Saturday, July 02, 2016

How Brexit Convinced One Republican to Endorse Hillary Clinton


Perhaps people have thought this throughout time, but today America and the world do seem to be a crossroads where a decision will be made as to whether increased tolerance, an embrace of modernity and efforts to find peaceful coexistence with others will continue to set mankind's agenda or whether, instead, racism, nativism, xenophobia and unbridled bigotry will grow.  From Islamic extremists attacking and murdering those of other faiths and those who accept modernity and modern knowledge (with a corresponding decline in adherence to religious dogma) to American white supremacists and Christofacists rallying to Donald Trump's standard, to those in the United Kingdom who voted to "Leave," the forces of reaction and ignorance can be seen across the globe trying to take all of us backward in time.  Looked at in this context, the 2016 presidential election is part of this larger struggle between what I see as good and what is evil when stripped of all of the lies and smokes screens loved by the forces of reaction.  A piece in Politico by a Republican who will be supporting Hillary Clinton looks at this contest and how Brexit was the last straw for her.  Here are excerpts:
Last Friday, people across the United Kingdom woke up shocked to learn that their nation had actually voted to leave the European Union. More than a million people now reportedly would like to change their vote from “leave” to “remain”; more than 3 million signed a petition for a second referendum. EU institutions and major corporations based in London announced they would move operations and jobs from Britain to EU countries.
My reaction was a little different: I decided to endorse Hillary Clinton for president.  It wasn’t an easy decision.
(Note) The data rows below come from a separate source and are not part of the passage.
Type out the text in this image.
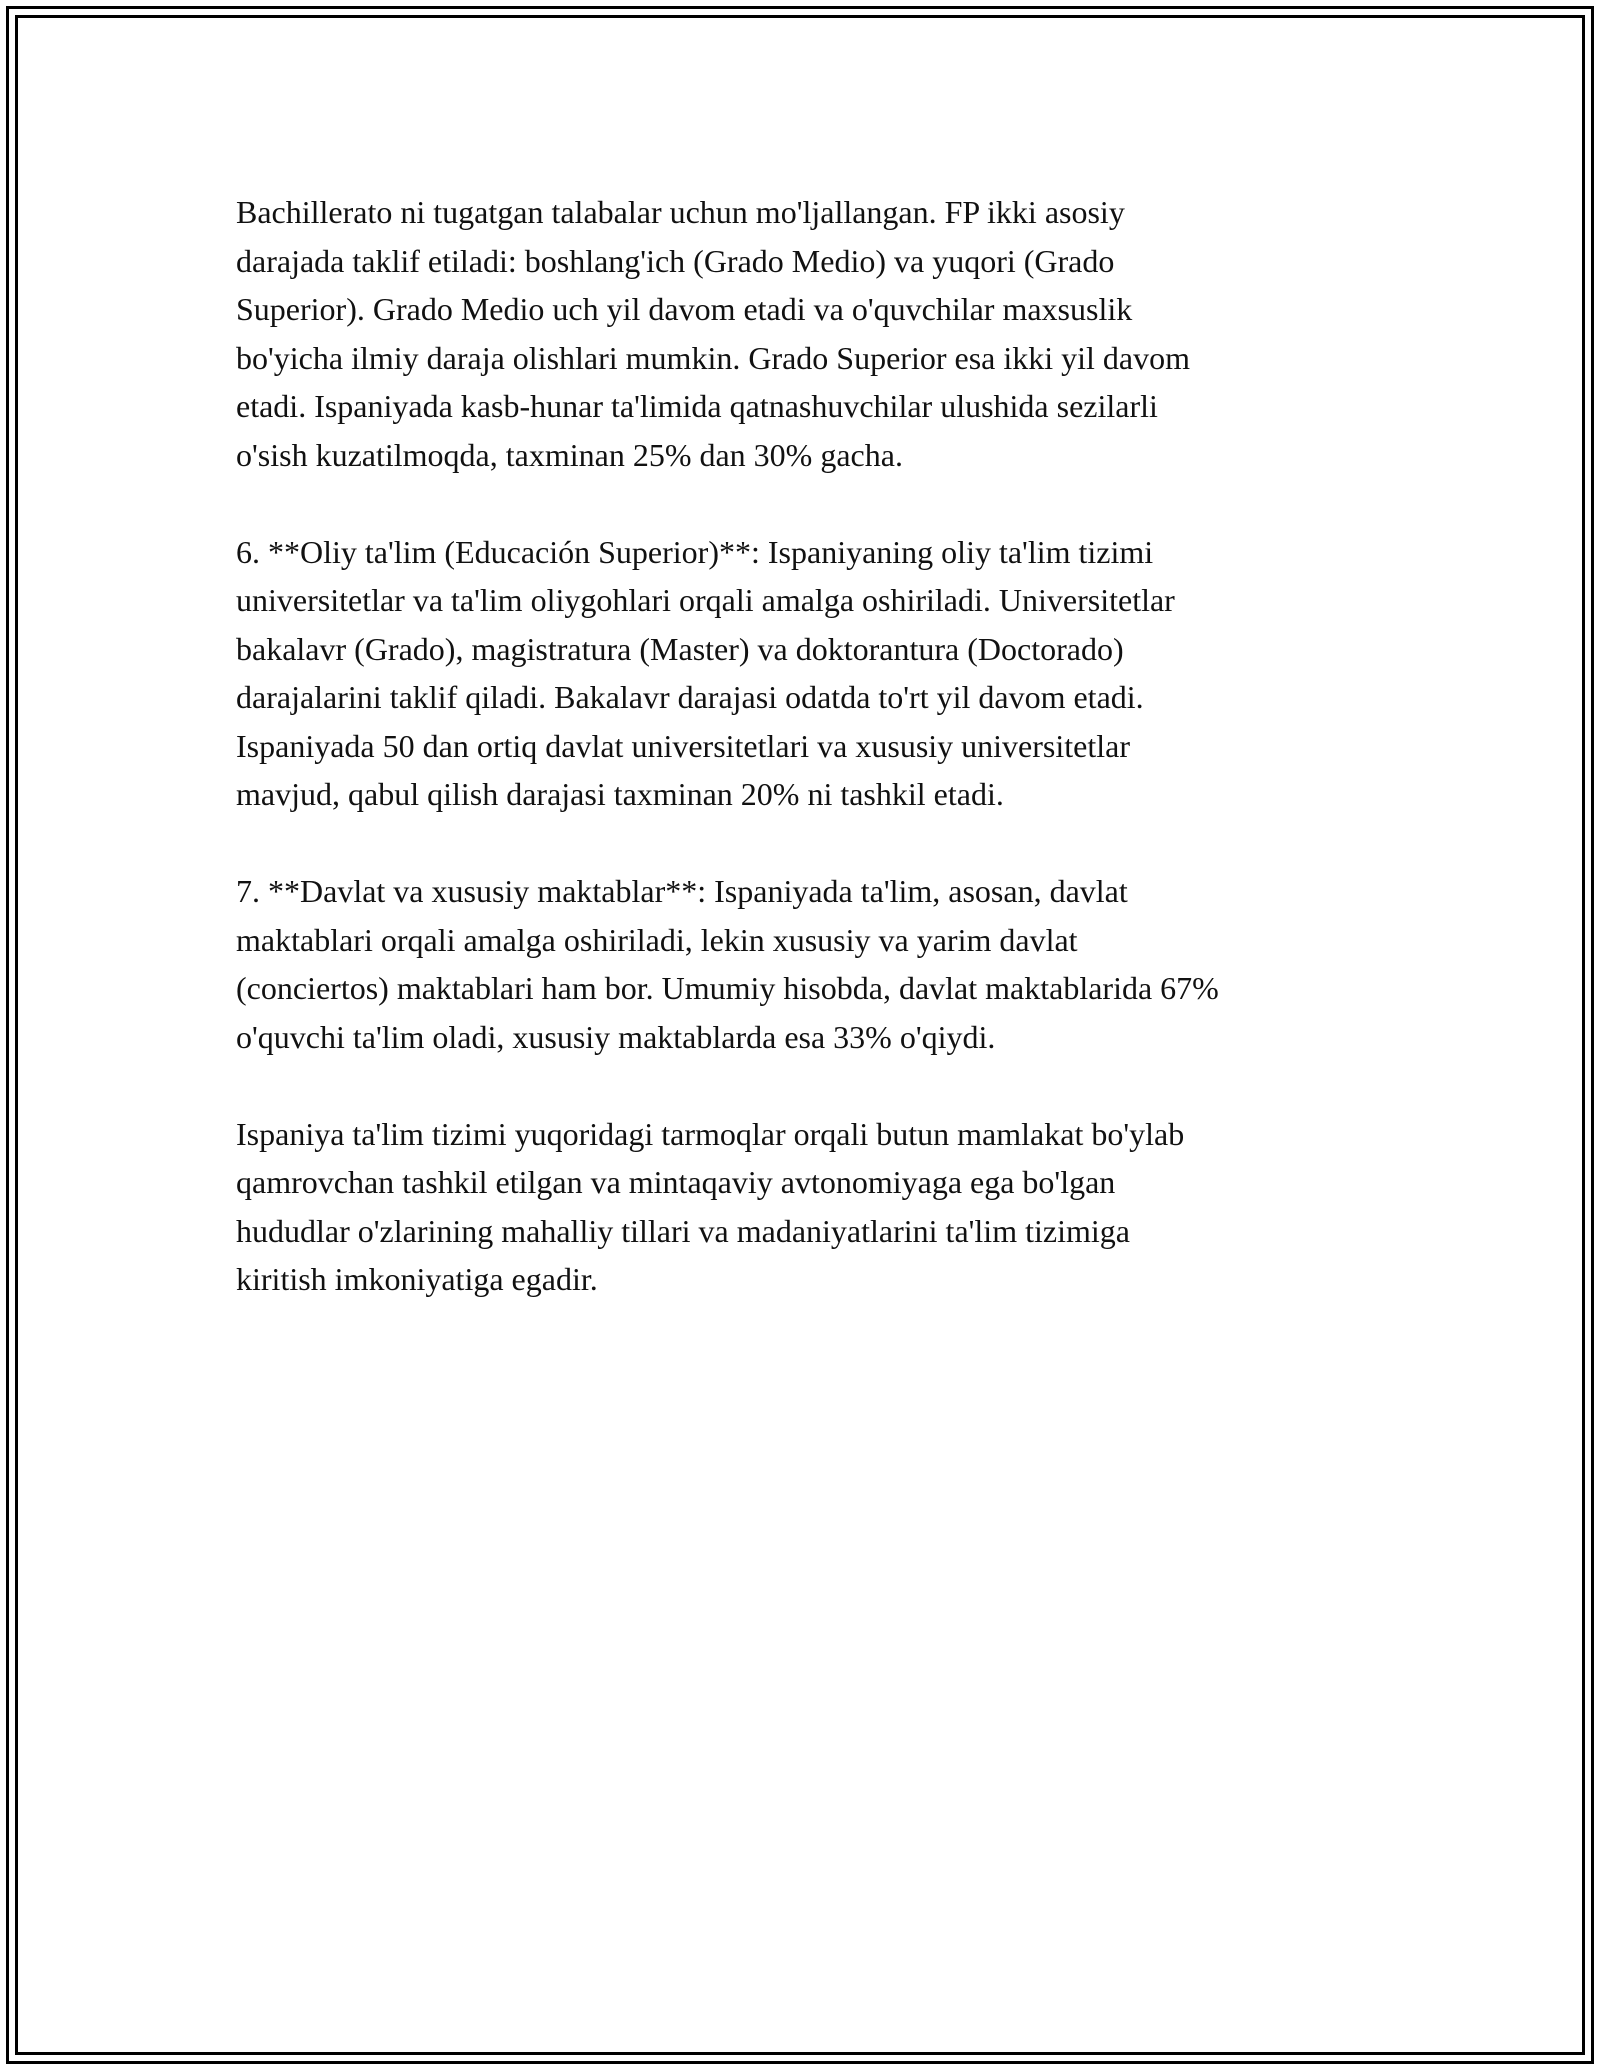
Bachillerato ni tugatgan talabalar uchun mo'ljallangan. FP ikki asosiy
darajada taklif etiladi: boshlang'ich (Grado Medio) va yuqori (Grado
Superior). Grado Medio uch yil davom etadi va o'quvchilar maxsuslik
bo'yicha ilmiy daraja olishlari mumkin. Grado Superior esa ikki yil davom
etadi. Ispaniyada kasb-hunar ta'limida qatnashuvchilar ulushida sezilarli
o'sish kuzatilmoqda, taxminan 25% dan 30% gacha.

6. **Oliy ta'lim (Educación Superior)**: Ispaniyaning oliy ta'lim tizimi
universitetlar va ta'lim oliygohlari orqali amalga oshiriladi. Universitetlar
bakalavr (Grado), magistratura (Master) va doktorantura (Doctorado)
darajalarini taklif qiladi. Bakalavr darajasi odatda to'rt yil davom etadi.
Ispaniyada 50 dan ortiq davlat universitetlari va xususiy universitetlar
mavjud, qabul qilish darajasi taxminan 20% ni tashkil etadi.

7. **Davlat va xususiy maktablar**: Ispaniyada ta'lim, asosan, davlat
maktablari orqali amalga oshiriladi, lekin xususiy va yarim davlat
(conciertos) maktablari ham bor. Umumiy hisobda, davlat maktablarida 67%
o'quvchi ta'lim oladi, xususiy maktablarda esa 33% o'qiydi.

Ispaniya ta'lim tizimi yuqoridagi tarmoqlar orqali butun mamlakat bo'ylab
qamrovchan tashkil etilgan va mintaqaviy avtonomiyaga ega bo'lgan
hududlar o'zlarining mahalliy tillari va madaniyatlarini ta'lim tizimiga
kiritish imkoniyatiga egadir.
As a conservative, I find Hillary Clinton stands for the opposite of a number of things I believe strongly . . . I have deep misgivings about a Clinton presidency, but the anguish of British voters who cast a protest vote thinking it wouldn’t matter — that their vote wouldn’t be decisive — convinced me that something much bigger is at stake in this election. The unthinkable, I realized, was actually possible this year.  . . . And I realized I didn’t want to wake up on November 9 to find Donald Trump elected president and wish I had done more to prevent it.
As one of the signatories of the national security experts’ “never Trump” letter, I genuinely believe the erratic statements Donald Trump has made would be disastrous if adopted as American policies. His candidacy is itself bad for our country. . . . .
It is impossible to imagine Donald Trump doing the things an American leader is called to do in an insecure world . . . . Trump’s emphatic support for torturing terrorists and killing their families will be a huge victory for ISIL, Al Qaeda and other terrorist organizations, compromising our claim to be different and better than what we are protecting ourselves from. The American military, bound by the Uniform Code of Military Justice that holds individuals culpable if they carry out an illegal order, would refuse—resulting in a civil-military crisis that would fragment our own nation and delight our adversaries.
His historically retrograde ideas about trade policy (like that 45 percent tariff on Chinese goods) would extinguish supply chains on which nearly every American business relies—to say nothing of his claim that our military embezzled money in Iraq, and his proposal for a ban on Muslims entering the U.S.
All of Trump’s manufactured melodramas distract from the important work our country needs to be doing to better prepare American workers for the ways our economy is changing, pay down our national debt, strengthen our alliance relationships to handle challenges from Russia, China, and metastasizing terrorist organizations, improve our children’s education, revise the Tax Code to be fairer and make our country a more attractive place to do business. Moreover, his comments about our fellow Americans are profoundly offensive. He's not only damaging to our country in foreign and defense policy, he's damaging to the social fabric of our republic, which relies of creating one out of many—e pluribus unum.
Before the Brexit vote, I was desperately hoping for a contested convention, or the emergence of some worthier candidate . . . I was planning to cast a protest vote in November: write in Mitch Daniels or one of my terrific nephews, and vote Republican down-ballot to support strong Republican voices in Congress and help rebuild the party in the long run. But that approach is only satisfactory if Trump has no chance of winning. I’m genuinely concerned now that Trump could get elected, and that is why I’m voting for Hillary Clinton.
She will not be a president to my liking. . . . But there is no question that Hillary Clinton's are a safer pair of hands than are those of Donald Trump. She colors inside the lines; he goes all the way off the drawing board. Presidential contests are two-person races in the United States, and the only candidates who have a serious prospect of victory are the party standard-bearers. Protest votes are more satisfying than voting for the lesser of two evils, but they could result in Donald Trump being elected, just as British protest votes created an outcome many who cast those ballots realized, only too late, they never wanted at all.